If you’re in the mood to test a server loading script, indousa.us seems like a dandy test bed. Give them my regards.

Update: As soon as I deny that domain, a dozen others arise to take its place. Anyone with extensive skill on the use of mod_rewrite and mod_proxy that cares to help, please give me a shout.

Update: Solved it I think. BadPage.info is back on the air but all other proxy requests are being denied. I am still being hammered though.

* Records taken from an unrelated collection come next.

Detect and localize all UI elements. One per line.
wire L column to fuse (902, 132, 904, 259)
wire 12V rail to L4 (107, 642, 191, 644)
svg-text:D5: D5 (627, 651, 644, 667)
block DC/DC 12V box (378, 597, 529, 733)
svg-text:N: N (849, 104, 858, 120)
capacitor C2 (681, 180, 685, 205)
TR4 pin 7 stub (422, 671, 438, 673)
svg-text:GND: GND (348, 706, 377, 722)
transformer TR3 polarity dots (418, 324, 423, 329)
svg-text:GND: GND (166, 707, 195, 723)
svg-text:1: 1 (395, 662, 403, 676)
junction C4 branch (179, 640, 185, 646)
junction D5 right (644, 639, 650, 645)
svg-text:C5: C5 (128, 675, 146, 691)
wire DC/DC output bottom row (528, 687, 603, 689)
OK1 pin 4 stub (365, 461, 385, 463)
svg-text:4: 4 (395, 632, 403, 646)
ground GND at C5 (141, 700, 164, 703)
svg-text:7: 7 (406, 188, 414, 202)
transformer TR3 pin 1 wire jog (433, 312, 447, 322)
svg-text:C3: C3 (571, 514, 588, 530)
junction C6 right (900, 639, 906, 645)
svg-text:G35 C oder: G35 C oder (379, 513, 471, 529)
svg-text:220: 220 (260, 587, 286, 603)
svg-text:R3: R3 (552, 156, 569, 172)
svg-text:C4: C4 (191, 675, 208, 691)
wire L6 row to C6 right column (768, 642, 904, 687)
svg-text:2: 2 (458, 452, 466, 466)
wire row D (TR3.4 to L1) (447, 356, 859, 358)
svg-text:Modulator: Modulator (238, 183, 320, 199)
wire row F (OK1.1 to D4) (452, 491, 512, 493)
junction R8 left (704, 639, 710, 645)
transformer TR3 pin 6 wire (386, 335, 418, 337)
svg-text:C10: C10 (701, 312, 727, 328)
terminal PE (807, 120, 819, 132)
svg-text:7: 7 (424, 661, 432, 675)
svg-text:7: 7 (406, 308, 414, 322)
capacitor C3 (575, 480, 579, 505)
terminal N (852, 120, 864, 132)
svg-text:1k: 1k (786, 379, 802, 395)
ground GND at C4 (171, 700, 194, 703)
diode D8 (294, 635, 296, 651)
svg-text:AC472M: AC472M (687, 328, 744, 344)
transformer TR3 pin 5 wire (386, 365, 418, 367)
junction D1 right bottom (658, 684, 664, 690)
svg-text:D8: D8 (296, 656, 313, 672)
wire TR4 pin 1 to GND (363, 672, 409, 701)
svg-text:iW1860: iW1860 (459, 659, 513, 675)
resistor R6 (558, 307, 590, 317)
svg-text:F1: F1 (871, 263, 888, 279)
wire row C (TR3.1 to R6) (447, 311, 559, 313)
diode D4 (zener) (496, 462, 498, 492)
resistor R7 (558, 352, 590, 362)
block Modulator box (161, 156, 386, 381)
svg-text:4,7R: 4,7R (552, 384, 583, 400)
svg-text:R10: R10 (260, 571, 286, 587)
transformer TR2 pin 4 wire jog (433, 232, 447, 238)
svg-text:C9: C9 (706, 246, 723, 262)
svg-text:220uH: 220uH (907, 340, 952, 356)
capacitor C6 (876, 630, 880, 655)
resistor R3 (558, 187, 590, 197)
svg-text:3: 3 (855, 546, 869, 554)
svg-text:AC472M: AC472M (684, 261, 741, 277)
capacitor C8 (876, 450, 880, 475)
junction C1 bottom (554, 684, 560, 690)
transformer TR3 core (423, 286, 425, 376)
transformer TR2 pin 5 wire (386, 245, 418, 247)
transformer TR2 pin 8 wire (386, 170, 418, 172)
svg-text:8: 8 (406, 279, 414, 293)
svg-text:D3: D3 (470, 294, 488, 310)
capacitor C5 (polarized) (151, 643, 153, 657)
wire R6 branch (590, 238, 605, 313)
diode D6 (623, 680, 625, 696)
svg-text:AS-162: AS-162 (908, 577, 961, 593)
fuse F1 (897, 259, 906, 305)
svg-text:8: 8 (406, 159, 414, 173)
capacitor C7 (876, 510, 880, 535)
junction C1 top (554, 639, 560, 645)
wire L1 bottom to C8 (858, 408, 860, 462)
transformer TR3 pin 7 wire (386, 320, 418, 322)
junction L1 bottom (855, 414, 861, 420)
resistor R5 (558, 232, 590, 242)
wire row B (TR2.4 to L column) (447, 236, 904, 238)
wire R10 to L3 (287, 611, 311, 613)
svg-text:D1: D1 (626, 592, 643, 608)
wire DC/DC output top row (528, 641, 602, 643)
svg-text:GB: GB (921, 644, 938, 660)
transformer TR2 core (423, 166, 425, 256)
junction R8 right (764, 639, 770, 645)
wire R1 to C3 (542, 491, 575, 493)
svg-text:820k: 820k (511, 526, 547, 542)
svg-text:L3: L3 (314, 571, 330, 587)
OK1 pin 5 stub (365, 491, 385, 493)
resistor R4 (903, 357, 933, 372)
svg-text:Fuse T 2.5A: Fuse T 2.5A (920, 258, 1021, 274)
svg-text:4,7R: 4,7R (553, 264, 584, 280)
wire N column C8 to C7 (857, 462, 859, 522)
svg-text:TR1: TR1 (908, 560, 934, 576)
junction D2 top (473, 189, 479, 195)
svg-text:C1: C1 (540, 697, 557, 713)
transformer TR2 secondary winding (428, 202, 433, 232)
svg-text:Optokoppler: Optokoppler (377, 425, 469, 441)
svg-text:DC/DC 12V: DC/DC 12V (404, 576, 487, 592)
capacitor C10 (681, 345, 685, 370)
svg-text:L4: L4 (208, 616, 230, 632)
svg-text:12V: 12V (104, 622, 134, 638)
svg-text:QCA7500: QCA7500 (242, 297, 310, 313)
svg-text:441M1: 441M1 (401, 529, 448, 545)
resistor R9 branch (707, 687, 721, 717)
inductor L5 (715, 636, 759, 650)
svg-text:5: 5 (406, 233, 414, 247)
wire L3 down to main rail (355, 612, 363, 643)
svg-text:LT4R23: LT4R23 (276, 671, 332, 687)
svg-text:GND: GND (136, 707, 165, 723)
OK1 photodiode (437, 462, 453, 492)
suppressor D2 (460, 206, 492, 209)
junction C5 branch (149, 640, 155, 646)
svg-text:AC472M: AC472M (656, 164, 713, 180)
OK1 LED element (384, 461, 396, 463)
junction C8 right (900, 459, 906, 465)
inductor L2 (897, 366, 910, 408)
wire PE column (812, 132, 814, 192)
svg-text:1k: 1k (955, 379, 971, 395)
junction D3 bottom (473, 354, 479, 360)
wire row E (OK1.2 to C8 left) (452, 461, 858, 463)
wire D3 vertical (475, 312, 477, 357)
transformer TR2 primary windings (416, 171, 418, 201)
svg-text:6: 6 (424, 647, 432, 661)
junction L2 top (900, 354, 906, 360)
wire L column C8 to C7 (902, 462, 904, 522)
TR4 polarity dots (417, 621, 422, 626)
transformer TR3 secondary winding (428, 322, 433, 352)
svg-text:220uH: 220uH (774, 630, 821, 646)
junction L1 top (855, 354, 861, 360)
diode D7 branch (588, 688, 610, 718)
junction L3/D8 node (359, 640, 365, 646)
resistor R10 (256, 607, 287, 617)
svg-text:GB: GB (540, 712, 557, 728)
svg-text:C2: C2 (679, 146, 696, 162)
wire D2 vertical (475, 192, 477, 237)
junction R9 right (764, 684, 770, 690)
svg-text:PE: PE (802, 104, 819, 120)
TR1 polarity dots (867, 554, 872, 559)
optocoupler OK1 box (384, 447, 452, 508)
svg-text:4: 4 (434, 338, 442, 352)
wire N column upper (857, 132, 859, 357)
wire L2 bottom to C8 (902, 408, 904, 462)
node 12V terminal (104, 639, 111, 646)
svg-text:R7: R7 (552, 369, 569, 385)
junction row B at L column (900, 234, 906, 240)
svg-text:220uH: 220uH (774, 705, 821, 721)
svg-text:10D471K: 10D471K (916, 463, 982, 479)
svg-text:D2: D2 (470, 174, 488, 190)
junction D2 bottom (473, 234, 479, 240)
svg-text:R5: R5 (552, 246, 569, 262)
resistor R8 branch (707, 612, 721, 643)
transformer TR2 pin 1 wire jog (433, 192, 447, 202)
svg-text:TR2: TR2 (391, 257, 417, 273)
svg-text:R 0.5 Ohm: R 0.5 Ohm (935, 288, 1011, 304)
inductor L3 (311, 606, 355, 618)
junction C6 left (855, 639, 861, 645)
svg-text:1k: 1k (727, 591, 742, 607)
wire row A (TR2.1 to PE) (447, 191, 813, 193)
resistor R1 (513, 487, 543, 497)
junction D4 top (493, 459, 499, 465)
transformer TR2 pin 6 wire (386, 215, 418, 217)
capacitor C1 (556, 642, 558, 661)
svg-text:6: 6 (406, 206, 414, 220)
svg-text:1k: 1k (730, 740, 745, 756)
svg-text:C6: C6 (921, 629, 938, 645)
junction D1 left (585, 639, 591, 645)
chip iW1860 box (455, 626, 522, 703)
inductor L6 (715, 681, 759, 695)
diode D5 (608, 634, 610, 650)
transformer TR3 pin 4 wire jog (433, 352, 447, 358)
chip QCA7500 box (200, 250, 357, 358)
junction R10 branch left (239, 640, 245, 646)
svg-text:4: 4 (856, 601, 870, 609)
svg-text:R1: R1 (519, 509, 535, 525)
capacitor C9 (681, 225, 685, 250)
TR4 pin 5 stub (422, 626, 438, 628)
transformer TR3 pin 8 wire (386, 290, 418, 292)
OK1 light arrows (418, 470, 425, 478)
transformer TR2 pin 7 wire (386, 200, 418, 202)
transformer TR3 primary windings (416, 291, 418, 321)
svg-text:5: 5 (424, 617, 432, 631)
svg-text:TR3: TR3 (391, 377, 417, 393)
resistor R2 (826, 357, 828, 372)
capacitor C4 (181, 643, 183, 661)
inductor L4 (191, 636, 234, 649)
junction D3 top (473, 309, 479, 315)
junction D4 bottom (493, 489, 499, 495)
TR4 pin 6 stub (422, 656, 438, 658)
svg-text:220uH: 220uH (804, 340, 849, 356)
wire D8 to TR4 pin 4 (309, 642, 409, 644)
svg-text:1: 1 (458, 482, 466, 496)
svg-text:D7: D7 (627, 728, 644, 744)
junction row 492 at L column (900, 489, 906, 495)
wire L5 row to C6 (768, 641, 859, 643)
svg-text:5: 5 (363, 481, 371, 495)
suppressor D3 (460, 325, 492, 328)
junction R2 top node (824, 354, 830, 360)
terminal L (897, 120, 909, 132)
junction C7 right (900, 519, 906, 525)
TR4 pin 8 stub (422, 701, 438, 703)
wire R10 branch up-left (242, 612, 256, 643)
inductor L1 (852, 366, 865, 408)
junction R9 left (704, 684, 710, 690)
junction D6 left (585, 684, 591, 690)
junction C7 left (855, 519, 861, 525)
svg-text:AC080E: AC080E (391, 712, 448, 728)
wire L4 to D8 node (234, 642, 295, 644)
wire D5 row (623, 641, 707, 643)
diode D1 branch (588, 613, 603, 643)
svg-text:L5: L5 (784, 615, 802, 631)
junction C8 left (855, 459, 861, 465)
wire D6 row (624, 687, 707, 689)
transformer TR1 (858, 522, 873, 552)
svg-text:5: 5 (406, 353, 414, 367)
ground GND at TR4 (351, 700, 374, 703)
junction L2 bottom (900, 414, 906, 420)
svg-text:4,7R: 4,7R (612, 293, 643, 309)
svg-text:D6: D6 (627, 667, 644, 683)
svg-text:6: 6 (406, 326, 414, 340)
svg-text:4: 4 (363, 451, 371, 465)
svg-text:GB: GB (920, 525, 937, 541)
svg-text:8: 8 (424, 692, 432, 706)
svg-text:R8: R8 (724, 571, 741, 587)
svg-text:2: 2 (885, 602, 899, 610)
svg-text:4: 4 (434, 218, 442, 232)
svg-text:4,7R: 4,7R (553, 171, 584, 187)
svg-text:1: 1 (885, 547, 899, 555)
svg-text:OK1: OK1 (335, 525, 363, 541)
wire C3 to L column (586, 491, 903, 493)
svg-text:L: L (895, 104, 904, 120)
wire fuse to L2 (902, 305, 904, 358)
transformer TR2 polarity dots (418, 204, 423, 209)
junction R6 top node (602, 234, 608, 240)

Wikis – The new generation.

Wednesday, August 16th, 2006

Scoble is investigating collaborative tools – primarily chat and wiki tools. Seaside and Squeak are powering some really cool new capabilities. Like LogoWiki, a wiki that allows people to embed executable Logo programs. Useful for making educational sites about geometry and introductory programming. LogoWiki is built upon Pier, a wiki so rich in features that it approaches the level of a content management system. Given that the wiki was invented by a Smalltalker, this seems like a return to wiki’s roots.

Gnomedex is imminent

Wednesday, June 28th, 2006

And I am psyched. Should be lots of fun. I’ll be staying at Bell Harbor Marina aboard my sailing yacht Aurora on B-Dock. It’ll be the one with the hammock on the foredeck.

I’m still looking for the killer startup idea and ideal partner(s). Perhaps I’ll stumble onto something there. If you are going to Gnomedex and want to talk about doing something cool, find me. Look for the loudest Hawaiian shirt you can find.

BadPage.info has a new purpose?

Wednesday, May 17th, 2006

Scoble claims that the MS Word team finally generates clean html. I’ll believe it when it passes checks at http://badpage.info with no warnings or errors.

It will be nice for people to actually care about web standards.  The web 2.0 people have to because bad dom’s leads to broken javascript.  But so many large websites are still awful.

So I’ve met the queen of the VC’s

Wednesday, May 10th, 2006

of Seattle and she was very helpful and a lot of fun to talk with. Wish we had more time.

Now I’ve got a huge list of names to follow up with.

How to pick a startup idea

Thursday, May 4th, 2006

Something that was clear from Startup School was what kinds of ideas seem to take off.  A few things I’m looking for:

  • It should change basic user behavior – like Flickr has become the way to share photos on the web.
  • It must be “head slapping easy” to use.
  • It must encourage formation of a community.
  • It must provide embeddable content and thus be viral- like Flickr photos on a blog.
  • It should be hackable/employ web services, like google maps.

Thinking, thinking, thinking.  I’ll be talking to lots of people in the next couple weeks.  Keeping those things in mind.

Too many choices

Friday, April 28th, 2006

This weekend I can

1) Go to Seattle Mind Camp again and meet Scoble, Winer, and lots of otheres
2) Go to Smalltalk Solutions and hear about how Avi and Andrew launced DabbleDB
3) Go to Stanford and do Startup School.

I choose 3. Tough choice. Of course, there was nothing going on last week, or next week. I wish these people would coordinate.

Based on the BS review I got from my very clueless manager yesterday, I’m pretty ready to chuck that and join something new and interesting.